Entender o Savassi como território de moda é entender Belo Horizonte como cidade. BH é uma metrópole que valoriza a escala humana, o contato presencial, a cultura do café e da conversa, o comércio de rua com rosto e nome. O fast fashion anônimo e impessoal nunca se encaixou completamente nessa cultura, e é por isso que o brechó, com sua dimensão de encontro e descoberta, faz tanto sentido nesse endereço.
O Savassi tem uma concentração incomum de elementos que compõem um ecossistema de estilo: ateliês de costura independentes, lojas de marcas locais, salões de beleza com identidade própria, cafeterias onde pessoas estilosas param para trabalhar ou conversar. Esse ecossistema cria uma atmosfera visual particular, você olha para as pessoas na rua do Savassi e percebe uma atenção ao vestir que não está presente em outros bairros da cidade.
É que o Brechó Outra Vez existe na Av. do Contorno.

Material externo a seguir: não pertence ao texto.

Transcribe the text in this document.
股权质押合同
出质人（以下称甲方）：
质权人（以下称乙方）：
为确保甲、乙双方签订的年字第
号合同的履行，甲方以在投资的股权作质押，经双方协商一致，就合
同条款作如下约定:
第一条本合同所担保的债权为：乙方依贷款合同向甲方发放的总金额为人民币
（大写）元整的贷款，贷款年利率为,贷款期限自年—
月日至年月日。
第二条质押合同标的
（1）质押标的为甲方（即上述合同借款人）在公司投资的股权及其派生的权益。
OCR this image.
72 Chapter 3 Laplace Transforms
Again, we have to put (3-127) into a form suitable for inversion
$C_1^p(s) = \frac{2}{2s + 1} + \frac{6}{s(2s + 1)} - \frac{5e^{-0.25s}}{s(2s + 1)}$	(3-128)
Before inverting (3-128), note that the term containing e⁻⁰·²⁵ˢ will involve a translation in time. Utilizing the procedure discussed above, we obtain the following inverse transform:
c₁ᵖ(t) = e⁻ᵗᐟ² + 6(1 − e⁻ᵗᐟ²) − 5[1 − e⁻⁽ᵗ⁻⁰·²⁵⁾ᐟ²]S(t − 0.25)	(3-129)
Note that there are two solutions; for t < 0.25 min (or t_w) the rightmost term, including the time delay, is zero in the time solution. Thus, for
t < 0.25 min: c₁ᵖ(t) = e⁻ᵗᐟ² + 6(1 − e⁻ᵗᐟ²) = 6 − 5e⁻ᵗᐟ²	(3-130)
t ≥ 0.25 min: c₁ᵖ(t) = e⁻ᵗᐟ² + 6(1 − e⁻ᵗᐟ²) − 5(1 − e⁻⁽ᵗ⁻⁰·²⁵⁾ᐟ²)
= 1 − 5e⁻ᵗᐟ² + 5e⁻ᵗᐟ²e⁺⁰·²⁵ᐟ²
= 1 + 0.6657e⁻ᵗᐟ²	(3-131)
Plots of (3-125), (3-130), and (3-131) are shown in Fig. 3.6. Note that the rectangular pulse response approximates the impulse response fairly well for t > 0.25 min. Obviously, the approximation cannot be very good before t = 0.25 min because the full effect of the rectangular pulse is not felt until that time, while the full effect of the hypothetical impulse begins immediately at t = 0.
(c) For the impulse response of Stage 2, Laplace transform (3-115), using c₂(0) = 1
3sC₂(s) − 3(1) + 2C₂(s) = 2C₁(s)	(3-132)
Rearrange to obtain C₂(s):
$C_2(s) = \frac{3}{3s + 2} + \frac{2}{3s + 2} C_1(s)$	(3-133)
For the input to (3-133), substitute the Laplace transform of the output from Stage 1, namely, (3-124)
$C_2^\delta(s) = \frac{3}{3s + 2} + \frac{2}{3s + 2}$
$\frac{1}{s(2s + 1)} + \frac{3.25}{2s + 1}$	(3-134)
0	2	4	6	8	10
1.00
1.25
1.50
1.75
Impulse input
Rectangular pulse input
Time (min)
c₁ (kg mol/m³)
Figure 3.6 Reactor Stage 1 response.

Não é por acidente que um brechó de curadoria está no Savassi, é porque o bairro criou as condições para que ele florescesse: clientes que valorizam qualidade sobre quantidade, que têm olhar treinado para distinguir uma peça bem construída de uma mediocre, e que entendem a curadoria como um serviço genuíno, não como uma justificativa de preço.
Belo Horizonte tem uma tradição de garimpo que poucos reconhecem como tal. A Feira de Arte, Artesanato e Produção Cultural da Afonso Pena, que acontece aos domingos, é um dos maiores eventos de troca e circulação de objetos da cidade, e inclui peças de vestuário, acessórios e joias que são, em essência, garimpo de bairro. A cultura do bazaar beneficente, do desapego solidário, da renovação do guarda-roupa de vizinha para vizinha, tudo isso é parte do tecido social belo-horizontino.
O brechó de curadoria é a versão sofisticada e permanente dessa tradição. Com seleção criteriosa, espaço cuidado, ambiente acolhedor e um acervo que se renova constantemente, ele oferece a experiência do garimpo sem o desgaste de vasculhar sem direção. É o garimpo editado para a mulher que tem gosto apurado e respeita seu próprio tempo.
O Savassi da moda consciente não é um projeto futuro, ele está acontecendo agora, a cada visita ao Outra Vez, a cada peça que encontra nova dona, a cada história que começa no nosso espaço na Av. do Contorno. É uma transformação silenciosa, mas profunda, e ela começa sempre no ato mais simples e mais poderoso da moda: escolher uma peça com cuidado e com intenção.